A majority of the European population supports the use of nuclear power for dealing with energy security and climate change. Our polling shows an even stronger majority backing a rapid shift away from Putin’s fossil fuels, including with an increased use of nuclear. It is being severely let down by the continuing tendency of certain politicians to pander to private interests and ideologies opposed to letting Europeans benefit from the vitally important employment of nuclear energy.
We would advise the Commission to improve the REPowerEU proposal in two ways at least:
In all guidance targeting the acceleration of the permitting, financing and deployment of renewable energy sources, the word “renewable” should be replaced by the word “clean” or “sustainable”, where those terms are defined as encompassing in principle both renewable and nuclear energy sources.

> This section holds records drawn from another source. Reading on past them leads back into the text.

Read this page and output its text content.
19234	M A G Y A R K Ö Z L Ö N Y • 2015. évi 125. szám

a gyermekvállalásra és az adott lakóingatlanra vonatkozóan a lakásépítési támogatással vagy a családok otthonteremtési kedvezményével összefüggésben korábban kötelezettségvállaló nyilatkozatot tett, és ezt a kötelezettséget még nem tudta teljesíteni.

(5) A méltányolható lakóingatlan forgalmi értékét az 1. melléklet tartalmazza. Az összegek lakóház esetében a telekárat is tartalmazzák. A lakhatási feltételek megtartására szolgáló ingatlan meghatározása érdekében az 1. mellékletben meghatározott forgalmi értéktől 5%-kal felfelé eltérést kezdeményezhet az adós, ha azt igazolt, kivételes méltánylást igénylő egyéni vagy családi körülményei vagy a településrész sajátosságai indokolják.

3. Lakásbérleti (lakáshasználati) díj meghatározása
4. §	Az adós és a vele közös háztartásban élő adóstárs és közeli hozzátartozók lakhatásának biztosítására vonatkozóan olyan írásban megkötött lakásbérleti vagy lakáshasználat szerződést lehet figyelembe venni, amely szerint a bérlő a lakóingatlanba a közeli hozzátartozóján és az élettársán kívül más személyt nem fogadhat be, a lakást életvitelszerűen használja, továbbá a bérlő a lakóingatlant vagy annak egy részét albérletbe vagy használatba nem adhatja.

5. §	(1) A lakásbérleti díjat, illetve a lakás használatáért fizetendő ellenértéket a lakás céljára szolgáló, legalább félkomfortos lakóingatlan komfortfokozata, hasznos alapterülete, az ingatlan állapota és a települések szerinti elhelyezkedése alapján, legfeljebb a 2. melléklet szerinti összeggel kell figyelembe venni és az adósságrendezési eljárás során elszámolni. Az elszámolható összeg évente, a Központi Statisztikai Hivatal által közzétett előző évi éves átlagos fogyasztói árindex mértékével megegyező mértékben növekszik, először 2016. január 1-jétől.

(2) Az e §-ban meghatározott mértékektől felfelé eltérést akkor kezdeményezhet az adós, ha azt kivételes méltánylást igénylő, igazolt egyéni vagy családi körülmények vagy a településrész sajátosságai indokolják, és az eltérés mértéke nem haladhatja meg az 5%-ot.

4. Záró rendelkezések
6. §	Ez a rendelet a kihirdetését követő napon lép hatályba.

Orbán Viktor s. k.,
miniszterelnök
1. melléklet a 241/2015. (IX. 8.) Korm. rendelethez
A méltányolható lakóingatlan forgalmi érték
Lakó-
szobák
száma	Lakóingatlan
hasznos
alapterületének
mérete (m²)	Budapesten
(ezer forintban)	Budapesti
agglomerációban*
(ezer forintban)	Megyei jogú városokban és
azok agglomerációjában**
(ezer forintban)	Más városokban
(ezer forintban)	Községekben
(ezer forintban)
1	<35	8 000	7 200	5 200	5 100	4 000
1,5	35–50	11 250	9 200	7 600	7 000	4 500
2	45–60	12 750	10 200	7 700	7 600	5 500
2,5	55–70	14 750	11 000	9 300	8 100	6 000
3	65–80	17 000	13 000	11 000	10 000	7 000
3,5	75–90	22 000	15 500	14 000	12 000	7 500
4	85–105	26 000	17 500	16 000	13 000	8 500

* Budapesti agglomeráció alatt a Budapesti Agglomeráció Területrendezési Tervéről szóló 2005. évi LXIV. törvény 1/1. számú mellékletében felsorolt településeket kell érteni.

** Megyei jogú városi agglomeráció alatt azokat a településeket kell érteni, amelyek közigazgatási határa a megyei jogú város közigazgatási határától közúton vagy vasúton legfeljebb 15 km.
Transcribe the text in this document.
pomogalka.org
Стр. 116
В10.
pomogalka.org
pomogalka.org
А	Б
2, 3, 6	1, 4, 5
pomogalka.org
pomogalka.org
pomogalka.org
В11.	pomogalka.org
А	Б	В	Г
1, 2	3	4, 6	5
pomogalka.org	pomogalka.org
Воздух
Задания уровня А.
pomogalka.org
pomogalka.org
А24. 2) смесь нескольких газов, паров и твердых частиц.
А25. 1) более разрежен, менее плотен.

For the purposes of safeguarding Europe’s energy security, its energy economy and the quality of its environment, EU legislation should stop discriminating and excluding nuclear energy by referring to “renewable” energy. Instead, it should refer to the broader and appropriate collection of clean or sustainable energies.
In the parts dealing with the need to diversify supplies of nuclear fuel assemblies for some European nuclear plants of Russian design, provisions should have been added to guide the urgent creation of a completely independent, robust and sustainable European nuclear energy supply system, up to and including the domestic sourcing of nuclear fuels and the closure of the nuclear fuel cycle through the use of proven technology and of innovative technology yet to be fully developed.
We ask you to take these concerns and recommendations into account in your future discussions of this important matter.
On behalf of RePlanet,
Joris van Dorp, MSc.
*) About RePlanet: RePlanet is a citizens’ movement. We want better policies so we can stop climate change, reverse the loss in biodiversity, create more space for wild nature, and help emerging countries develop. Inspired by both environmentalism and humanism, we believe science can be a guide in helping us find better solutions.